My Applecare expired less than a month ago, and I have 2 huge problems- 1, I'm in the Czech Republic and REALLY want to avoid going to an Apple store here, and 2, there are several files I need to get intact (my fault for not backing up, I know)

Please, any suggestions?? I had some startup problems before, and traced them back to a VLC media player which I stupidly did reinstall, so I have a feeling this may be a factor, or some other startup preferences/login items, which I could deal with if I could at least start up in Safe Boot.

Please help.


----------



## Soph (Jan 9, 2009)

Hi; I'm in the same position as ekka, my mac was bugging, so I restarted it, and since then, it dosn't go past the grey apple screen with the loading circle...
I tryed rebooting it, and rebooting it in secure mode too...
Could anyone help, please??
Thanks a lot


----------



## Doctor X (Jan 9, 2009)

What happens when you reboot on your *Installation Disk*?

--J.D.


----------



## Alibastr (Aug 25, 2009)

Did you guys managed to solve this problem?
I've got 10.4.10 installation disk Tiger for PowerBook G4, and after updating to 10.4.11 got these exact error messages with no booting at all.


----------



## jja (Aug 26, 2009)

I'm running 10.4.9 and tried to update to Tiger .11 and the same thing happened... how do you go back?


----------



## Doctor X (Aug 27, 2009)

Alibastr said:


> Did you guys managed to solve this problem?
> I've got 10.4.10 installation disk Tiger for PowerBook G4, and after updating to 10.4.11 got these exact error messages with no booting at all.

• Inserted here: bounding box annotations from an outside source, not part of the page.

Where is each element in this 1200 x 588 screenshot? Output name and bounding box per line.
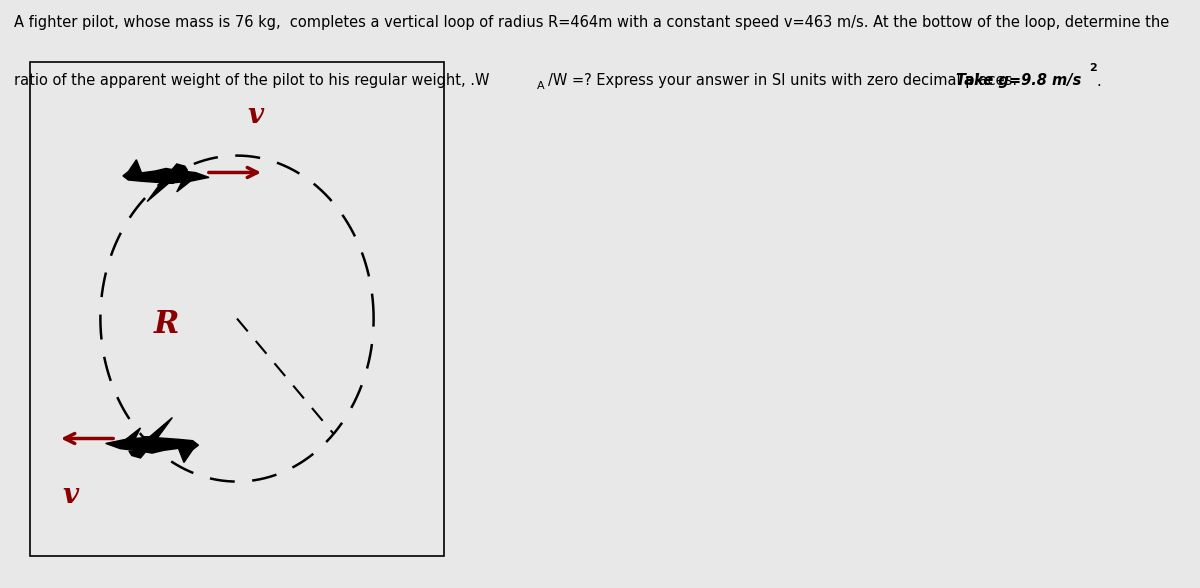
- Polygon shape: [106, 437, 198, 453]
- Text: 2: 2: [1090, 63, 1097, 73]
- Text: A fighter pilot, whose mass is 76 kg,  completes a vertical loop of radius R=464: A fighter pilot, whose mass is 76 kg, co…: [14, 15, 1170, 30]
- Text: /W =? Express your answer in SI units with zero decimal places.: /W =? Express your answer in SI units wi…: [548, 74, 1022, 89]
- Polygon shape: [176, 181, 191, 192]
- Text: A: A: [538, 81, 545, 91]
- Polygon shape: [128, 160, 142, 173]
- Polygon shape: [172, 164, 187, 171]
- Text: .: .: [1097, 74, 1102, 89]
- Text: ratio of the apparent weight of the pilot to his regular weight, .W: ratio of the apparent weight of the pilo…: [14, 74, 490, 89]
- Polygon shape: [122, 168, 209, 183]
- Polygon shape: [143, 417, 173, 437]
- Polygon shape: [126, 428, 140, 439]
- Polygon shape: [178, 447, 193, 462]
- Text: Take g=9.8 m/s: Take g=9.8 m/s: [956, 74, 1081, 89]
- Polygon shape: [148, 183, 174, 202]
- Text: v: v: [247, 102, 264, 129]
- Text: v: v: [62, 482, 78, 509]
- Text: R: R: [154, 309, 180, 340]
- Polygon shape: [128, 451, 146, 458]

As you may have noticed, the original poster never replied with further information.  We have no idea what happened to him.

For many, the problem seems to be updating over the internet--something I always did until I washed up HERE.  A few Gurus recommended downloading the *ComboUpdates* rather than relying on updates over Al Gore's Interwebs.

"Bah!" thinks I, "I've done this before!  And I am magNIfIcent!"

Fortunately, I have repair programs and back things up.  One of the updates resulted in a volume corruption like you describe.  It seems that on a few of the bigger ones, if there is a glitch in the transmission, you essentially frell up your volume/System.

I had to basically redo from my clone . . . download the *ComboUpdate* and there you go.

So . . . what you need to do, if you have not backed up your data . . . is use your *Installation Disks* and/or a repair program like *Disk Warrior* or *TechTools* and see if you can repair your volume.  Be prepared to do an *Archive Install* to fix the problem and get your data.

THEN download the *ComboUpdate* and update that way.

--J.D.


----------



## Randy Singer (Aug 28, 2009)

Apple has a tech note about this:

Mac OS X 10.4, 10.5: Gray screen appears during startup
http://support.apple.com/kb/TS2570

Unfortunately, there are bunch of things that can cause this problem, but Apple's tech note covers most of them in a methodical way.


----------